I never encountered this and was wondering what to do with these effects: should I kick them out of the model or not ? I decided to keep them in since they did have some business meaning and concluded that they must have become insignificant since it is only a micro-segment in your entire population.
To your opinion, did I interpret this correctly ? . . .
Many thanks in advance for your advice,
This question has come up on the blog before. The short answer is that with a logistic regression model trained at one concentration of responders, it is a bit tricky to adjust the model to reflect the actual probability of response on the true population. I suggest you look at some papers by Gary King on this topic.
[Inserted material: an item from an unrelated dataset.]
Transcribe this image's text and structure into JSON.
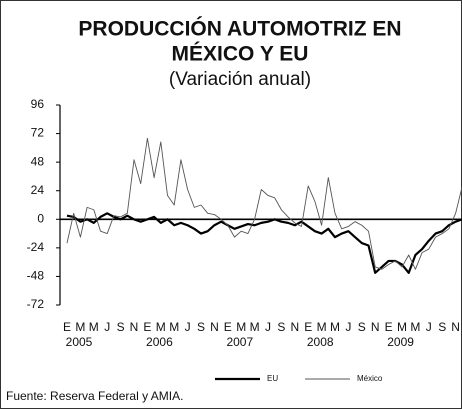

Wendy, I am not sure that Prof. King deals directly with your issue, of changing confidence in the coefficients estimates. To be honest, I have never considered this issue. Since you bring it up, though, I am not surprised that it may happen.
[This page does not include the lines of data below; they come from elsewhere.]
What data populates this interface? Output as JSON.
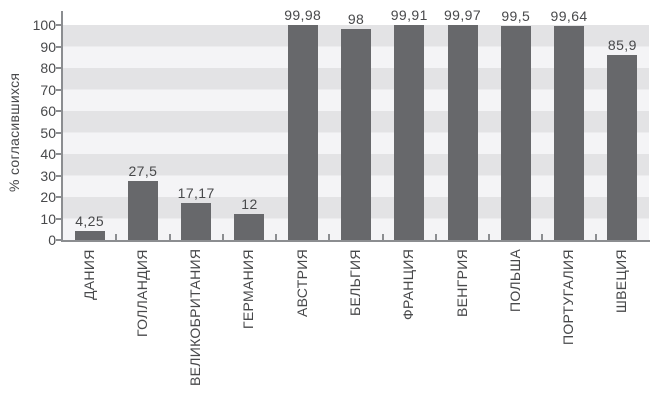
{
  "chart_data": {
    "type": "bar",
    "categories": [
      "ДАНИЯ",
      "ГОЛЛАНДИЯ",
      "ВЕЛИКОБРИТАНИЯ",
      "ГЕРМАНИЯ",
      "АВСТРИЯ",
      "БЕЛЬГИЯ",
      "ФРАНЦИЯ",
      "ВЕНГРИЯ",
      "ПОЛЬША",
      "ПОРТУГАЛИЯ",
      "ШВЕЦИЯ"
    ],
    "values": [
      4.25,
      27.5,
      17.17,
      12,
      99.98,
      98,
      99.91,
      99.97,
      99.5,
      99.64,
      85.9
    ],
    "value_labels": [
      "4,25",
      "27,5",
      "17,17",
      "12",
      "99,98",
      "98",
      "99,91",
      "99,97",
      "99,5",
      "99,64",
      "85,9"
    ],
    "title": "",
    "xlabel": "",
    "ylabel": "% согласившихся",
    "ylim": [
      0,
      100
    ],
    "yticks": [
      0,
      10,
      20,
      30,
      40,
      50,
      60,
      70,
      80,
      90,
      100
    ],
    "grid": "horizontal alternating bands",
    "legend": "none",
    "colors": {
      "bar": "#67686b",
      "band_dark": "#e3e3e5",
      "band_light": "#f4f4f6",
      "axis": "#8b8d90",
      "text": "#48494b"
    }
  }
}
My first comment is that the results seem usable, since they are explainable. Sometimes statistical modeling stumbles on relationships in the data that make sense, although they may not be fully statistically significant. Similarly, some relationships may be statistically significant, but have no meaning in the real world. So, use the variables!
Second, if I do a regresson on a set of data, and then duplicate the data (to make it twice as big) and run it again, I'll get the same estimates as on the orignal data. However, the confidence in the coefficients will increase. I suspect that something similar is happening on your data.
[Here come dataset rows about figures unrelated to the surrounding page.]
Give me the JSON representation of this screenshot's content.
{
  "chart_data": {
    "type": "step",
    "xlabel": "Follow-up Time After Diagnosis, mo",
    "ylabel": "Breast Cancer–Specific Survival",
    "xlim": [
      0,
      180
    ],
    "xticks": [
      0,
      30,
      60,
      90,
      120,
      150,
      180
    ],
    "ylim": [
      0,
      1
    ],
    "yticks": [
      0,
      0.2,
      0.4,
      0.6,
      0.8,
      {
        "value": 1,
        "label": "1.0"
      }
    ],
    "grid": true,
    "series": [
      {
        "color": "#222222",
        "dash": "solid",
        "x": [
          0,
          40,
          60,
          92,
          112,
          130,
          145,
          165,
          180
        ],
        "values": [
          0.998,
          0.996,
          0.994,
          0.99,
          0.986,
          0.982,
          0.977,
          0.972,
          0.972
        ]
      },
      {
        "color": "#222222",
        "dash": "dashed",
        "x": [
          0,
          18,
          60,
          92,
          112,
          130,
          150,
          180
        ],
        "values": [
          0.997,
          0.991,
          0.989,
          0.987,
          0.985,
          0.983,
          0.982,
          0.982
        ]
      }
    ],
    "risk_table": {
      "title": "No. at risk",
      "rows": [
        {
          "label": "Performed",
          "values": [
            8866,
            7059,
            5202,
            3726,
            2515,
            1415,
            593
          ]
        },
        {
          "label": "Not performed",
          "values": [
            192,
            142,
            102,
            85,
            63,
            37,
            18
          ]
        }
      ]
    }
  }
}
If you want to fix that particular problem, then use a tool (such as SAS Enterprise Miner and probably proc logistic) that supports a frequency option on each row. Set the frequency to one for the more common events and to an appropriate value less than one for more common events. I do this as a matter of habit, because it works best for decision trees. You have pointed out that the confidence in the coefficients is also affected by the frequencies, so this is a good habit with regressions as well.